Baca juga: Rekonstruksi Kesejahteraan Dosen
Mengapa pengakuan dan keberpihakan negara belum menyentuh dunia pendidikan tinggi, khususnya mereka yang mengabdikan diri sebagai dosen di luar universitas negeri?
Konstitusi dalam Pasal 31 UUD 1945 dengan tegas menjamin hak warga negara untuk memperoleh pendidikan.
Dalam ayat (3) disebutkan bahwa “Pemerintah mengusahakan dan menyelenggarakan satu sistem pendidikan nasional, yang meningkatkan keimanan dan ketakwaan serta akhlak mulia”.
Frasa “satu sistem pendidikan nasional” tidak membedakan antara penyelenggara negeri atau swasta, antara sekolah dasar hingga perguruan tinggi.
Namun, dalam praktik kebijakan, pendidikan tinggi swasta sering dipinggirkan. Lebih dari 3.000 perguruan tinggi swasta di Indonesia menampung lebih dari 60 persen mahasiswa nasional (data Kementerian Pendidikan, Kebudayaan, Riset, dan Teknologi, 2024).

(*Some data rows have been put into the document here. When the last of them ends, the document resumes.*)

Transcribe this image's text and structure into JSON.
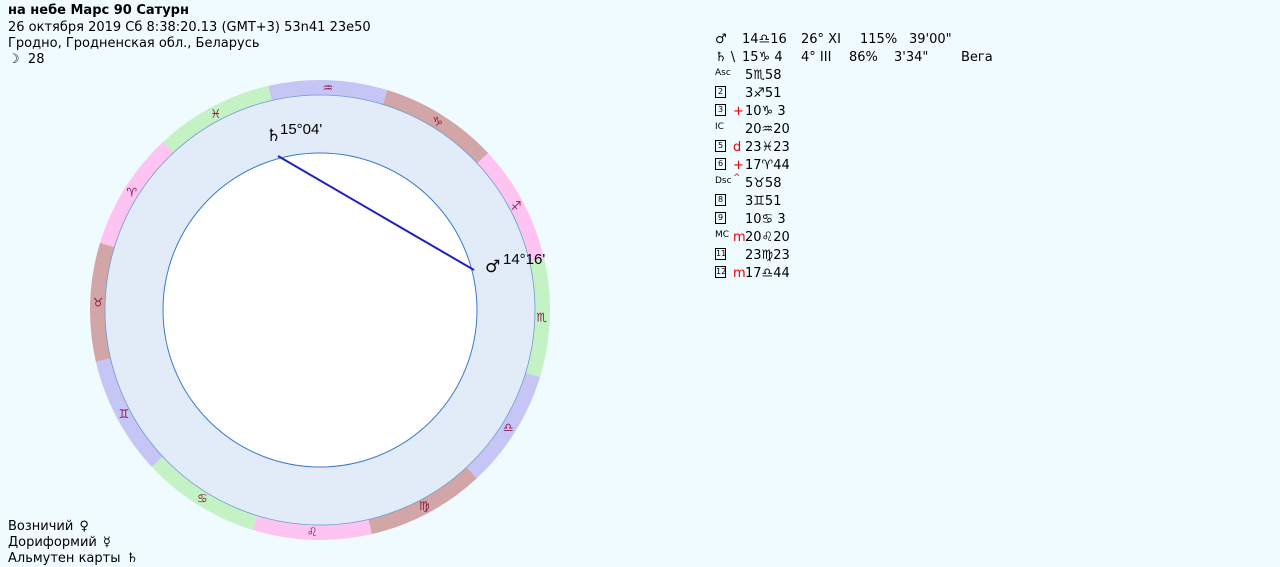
{
  "header": {
    "title": "на небе Марс 90 Сатурн",
    "line2": "26 октября 2019  Сб   8:38:20.13 (GMT+3) 53n41  23e50",
    "line3": "Гродно, Гродненская обл., Беларусь",
    "moon_symbol": "☽",
    "moon_day": "28"
  },
  "wheel": {
    "zodiac": [
      {
        "symbol": "♑",
        "color": "#d2a6a6"
      },
      {
        "symbol": "♐",
        "color": "#fdc4f2"
      },
      {
        "symbol": "♏",
        "color": "#c4f2c4"
      },
      {
        "symbol": "♎",
        "color": "#c6c6f6"
      },
      {
        "symbol": "♍",
        "color": "#d2a6a6"
      },
      {
        "symbol": "♌",
        "color": "#fdc4f2"
      },
      {
        "symbol": "♋",
        "color": "#c4f2c4"
      },
      {
        "symbol": "♊",
        "color": "#c6c6f6"
      },
      {
        "symbol": "♉",
        "color": "#d2a6a6"
      },
      {
        "symbol": "♈",
        "color": "#fdc4f2"
      },
      {
        "symbol": "♓",
        "color": "#c4f2c4"
      },
      {
        "symbol": "♒",
        "color": "#c6c6f6"
      }
    ],
    "saturn": {
      "glyph": "♄",
      "label": "15°04'"
    },
    "mars": {
      "glyph": "♂",
      "label": "14°16'"
    },
    "ring_color": "#e2ecf8",
    "aspect_color": "#2020c0"
  },
  "planets": [
    {
      "glyph": "♂",
      "pos": "14♎16",
      "house": "26° XI",
      "pct": "115%",
      "speed": "39'00\"",
      "star": ""
    },
    {
      "glyph": "♄ \\",
      "pos": "15♑ 4",
      "house": "4° III",
      "pct": "86%",
      "speed": "3'34\"",
      "star": "Вега"
    }
  ],
  "houses": [
    {
      "label": "Asc",
      "boxed": false,
      "marker": "",
      "cusp": "5♏58"
    },
    {
      "label": "2",
      "boxed": true,
      "marker": "",
      "cusp": "3♐51"
    },
    {
      "label": "3",
      "boxed": true,
      "marker": "+",
      "cusp": "10♑ 3"
    },
    {
      "label": "IC",
      "boxed": false,
      "marker": "",
      "cusp": "20♒20"
    },
    {
      "label": "5",
      "boxed": true,
      "marker": "d",
      "cusp": "23♓23"
    },
    {
      "label": "6",
      "boxed": true,
      "marker": "+",
      "cusp": "17♈44"
    },
    {
      "label": "Dsc",
      "boxed": false,
      "marker": "^",
      "cusp": "5♉58"
    },
    {
      "label": "8",
      "boxed": true,
      "marker": "",
      "cusp": "3♊51"
    },
    {
      "label": "9",
      "boxed": true,
      "marker": "",
      "cusp": "10♋ 3"
    },
    {
      "label": "MC",
      "boxed": false,
      "marker": "m",
      "cusp": "20♌20"
    },
    {
      "label": "11",
      "boxed": true,
      "marker": "",
      "cusp": "23♍23"
    },
    {
      "label": "12",
      "boxed": true,
      "marker": "m",
      "cusp": "17♎44"
    }
  ],
  "footer": [
    {
      "label": "Возничий",
      "glyph": "♀"
    },
    {
      "label": "Дориформий",
      "glyph": "☿"
    },
    {
      "label": "Альмутен карты",
      "glyph": "♄"
    }
  ]
}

Artinya, beban mencerdaskan kehidupan bangsa dalam jenjang pendidikan tinggi justru lebih banyak ditanggung oleh institusi swasta.
Anehnya, meski perannya begitu besar, dosen-dosen swasta masih berada dalam bayang-bayang kebijakan yang timpang.

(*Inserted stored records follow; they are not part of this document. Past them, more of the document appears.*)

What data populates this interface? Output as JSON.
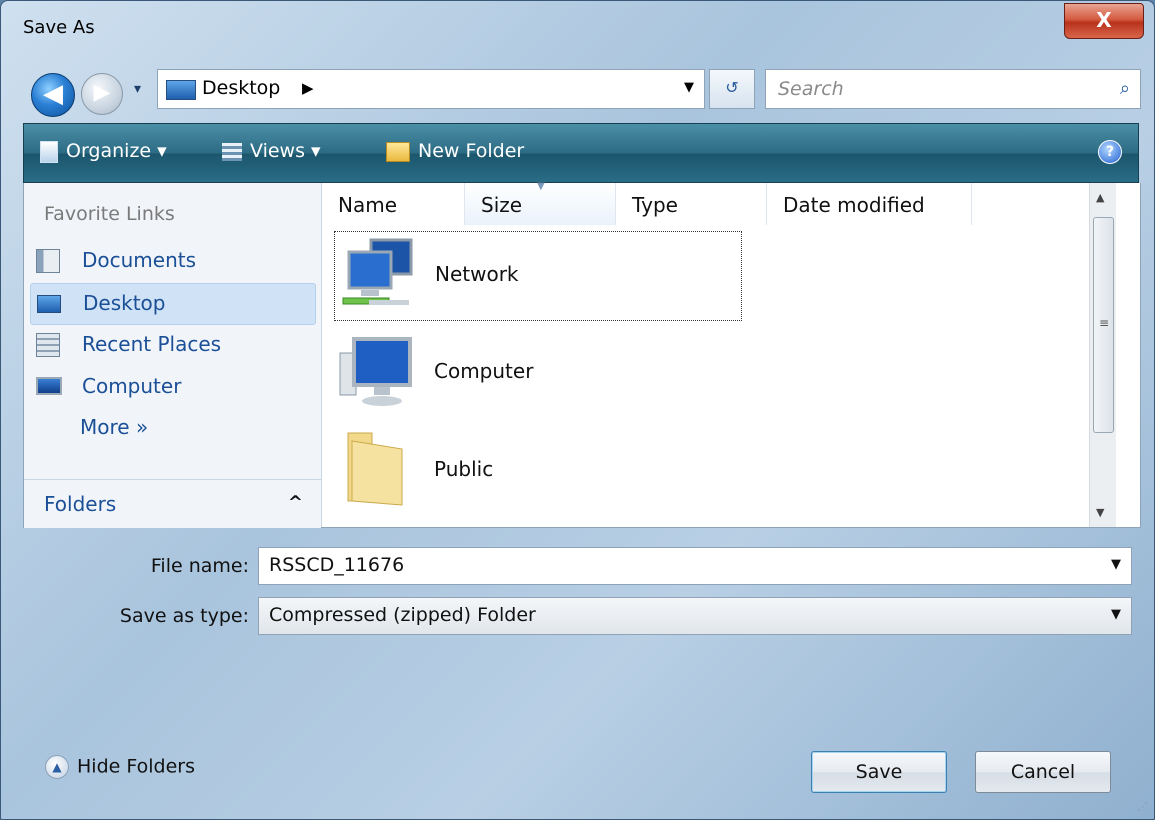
{
  "window": {
    "title": "Save As",
    "close_glyph": "X"
  },
  "address_bar": {
    "location": "Desktop",
    "separator": "▶",
    "dropdown": "▼",
    "refresh_glyph": "↺",
    "back_glyph": "◀",
    "fwd_glyph": "▶",
    "recent_glyph": "▾",
    "search_placeholder": "Search",
    "search_icon": "⌕"
  },
  "toolbar": {
    "organize_label": "Organize ▾",
    "views_label": "Views ▾",
    "new_folder_label": "New Folder",
    "help_glyph": "?"
  },
  "nav_pane": {
    "header": "Favorite Links",
    "items": [
      {
        "label": "Documents",
        "icon": "documents-icon"
      },
      {
        "label": "Desktop",
        "icon": "desktop-icon",
        "selected": true
      },
      {
        "label": "Recent Places",
        "icon": "recent-places-icon"
      },
      {
        "label": "Computer",
        "icon": "computer-icon"
      }
    ],
    "more_label": "More »",
    "folders_label": "Folders",
    "folders_chevron": "^"
  },
  "file_list": {
    "columns": [
      "Name",
      "Size",
      "Type",
      "Date modified"
    ],
    "sorted_column": "Size",
    "items": [
      {
        "label": "Network",
        "icon": "network-icon",
        "focused": true
      },
      {
        "label": "Computer",
        "icon": "computer-icon"
      },
      {
        "label": "Public",
        "icon": "folder-icon"
      }
    ]
  },
  "scrollbar": {
    "up": "▲",
    "down": "▼",
    "grip": "≡"
  },
  "form": {
    "file_name_label": "File name:",
    "file_name_value": "RSSCD_11676",
    "save_as_type_label": "Save as type:",
    "save_as_type_value": "Compressed (zipped) Folder",
    "dropdown_glyph": "▼"
  },
  "footer": {
    "hide_folders_label": "Hide Folders",
    "hide_folders_glyph": "▲",
    "save_label": "Save",
    "cancel_label": "Cancel",
    "resize_glyph": "⋰"
  },
  "colors": {
    "accent": "#1b4f96",
    "toolbar": "#2c6b84",
    "close": "#c8402a"
  }
}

Mereka tidak memiliki akses penuh terhadap tunjangan profesi, program riset negara, pelatihan peningkatan kompetensi, dan perlindungan ketenagakerjaan seperti halnya dosen PNS atau ASN di perguruan tinggi negeri.

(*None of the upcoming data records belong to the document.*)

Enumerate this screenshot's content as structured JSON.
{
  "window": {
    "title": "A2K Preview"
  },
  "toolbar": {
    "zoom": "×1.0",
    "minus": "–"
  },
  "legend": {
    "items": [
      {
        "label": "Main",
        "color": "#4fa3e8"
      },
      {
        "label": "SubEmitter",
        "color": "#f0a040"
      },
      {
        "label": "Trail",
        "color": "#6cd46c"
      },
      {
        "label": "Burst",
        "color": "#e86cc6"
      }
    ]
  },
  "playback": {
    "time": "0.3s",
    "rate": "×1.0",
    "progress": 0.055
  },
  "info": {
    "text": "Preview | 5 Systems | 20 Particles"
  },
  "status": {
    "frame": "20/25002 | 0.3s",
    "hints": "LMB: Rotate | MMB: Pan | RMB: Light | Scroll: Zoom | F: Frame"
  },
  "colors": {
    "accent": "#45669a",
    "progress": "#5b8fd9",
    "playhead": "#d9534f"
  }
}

Banyak dari mereka harus mengandalkan penghasilan dari honor mengajar dan proyek penelitian mandiri yang tidak pasti.
Dalam berbagai kasus, mereka bahkan tidak memiliki status kerja yang tetap, alias masih berstatus dosen kontrak belasan tahun tanpa kejelasan.
Jika Mahkamah Konstitusi telah memberikan afirmasi terhadap siswa dan guru di sekolah dasar swasta agar mendapat pembiayaan negara yang layak, mengapa negara belum menunjukkan keberpihakan yang setara kepada dosen di sektor pendidikan tinggi swasta?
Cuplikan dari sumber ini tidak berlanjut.